FanDuel CEO: Expect Fewer Ads, More Laws, and No IPO Anytime Soon

Nigel Eccles doesn't foresee any daily fantasy sports company going public in the near future.

Photographer: Amy Sussman/AP Images for Cynoposis Media

After spending the last two months promising to make you rich, the chief executive of FanDuel admits his daily fantasy sports site may have gone a bit overboard.  “We definitely got creative burnout pretty darn quickly,” said Nigel Eccles in an wide-ranging interview with Bloomberg on Tuesday, in which he also touched on regulation, taking the company public, and the potential for a merger with competitor DraftKings. “People, when they saw the ad for the 87th time, they thought, I’m sick of this,” he said.  

The ad blitz was more than annoying. It was expensive — FanDuel has spent more than $100 million on advertisements since August — and raised the profile of daily fantasy sports at the same time that questions began to surface about the basic fairness of the games. New Jersey Congressman Frank Pallone cited the advertisements in mid-September during his call for a hearing on the legality of daily fantasy sports. Soon the question of regulation was a national topic of discussion, even inspiring a question in the most recent Republican presidential debate.

Eccles acknowledges that regulation is on the way — and even says its a good idea. Together with DraftKings and the Fantasy Sports Trade Association, FanDuel recently hired a lobbyist to push for favorable state legislation. Eccles thinks that a handful of states will pass consumer protection laws in the next year. While regulation could come with an additional tax burden, “that’s not come up as much as we’ve thought,” Eccles said. “I assumed it would have been high on the agenda.” 

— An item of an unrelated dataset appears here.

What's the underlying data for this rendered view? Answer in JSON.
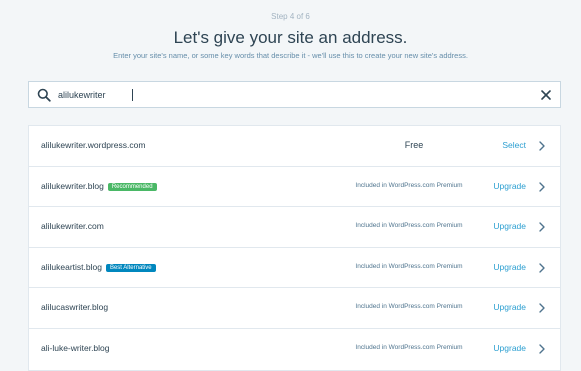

Under the circumstances, an IPO is off the table for the company, which is reportedly valued at $1.3 billion. Eccles says that FanDuel doesn't need to raise any more money at this point, and that the regulatory landscape for daily fantasy needs to stabilize before any company goes public. An IPO would only work, he added, for a company that is both growing and turning a profit. Neither FanDuel nor DraftKings has managed to pull that off yet. 

For the last month, DraftKings and FanDuel have been seeing less money coming into their big tournaments. The total entry fees last weekend for both companies are down about 13 percent from their peak on October 11. Eccles says that FanDuel has always seen a contraction at this time in the NFL season, and that the NBA will replace the lost business. He says this week will be the biggest week in FanDuel’s history. 

At the same time, Eccles said the company will eventually chose profit over growth, saying that the company could become profitable immediately by cutting its spending on ads. After two months of heavy spending, the company has dropped off the list of top ten television advertisers, as has DraftKings. Eccles says that FanDuel will focus less on television in the future and more on cheaper, more targeted digital ads. 

The company will also dial back the emphasis on cash prizes, which Eccles thinks FanDuel talked about too much because it struggled to make sexy the non-monetary appeals of fantasy sports. “It’s kind of hard to sell the research: ‘Oh this is so much fun, doing spreadsheets and going to all these websites,’” he said. “The money is tangible.” When the NFL season winds down in January, he says, the company’s executives will plot their strategy for next year. 

One thing they won’t be considering, he says, is a merger with DraftKings. Jason Robins, DraftKings chief executive, has expressed interest in combining the companies. Eccles says he isn't even tempted. FanDuel and DraftKings essentially run the same business, and Eccles doesn’t think that DraftKings does it nearly as well. Specifically, he derided a deal with 21st Century Fox where Fox invested $150 million in DraftKings in exchange for a commitment to spend $250 million in advertising on the Fox Sports Network.

“If we merge, we take on those deals that we turned down. That doesn’t improve our economics, it makes it worse,” said Eccles. “I can see why it would be attractive to them. I don’t know why they think it would be attractive to us.”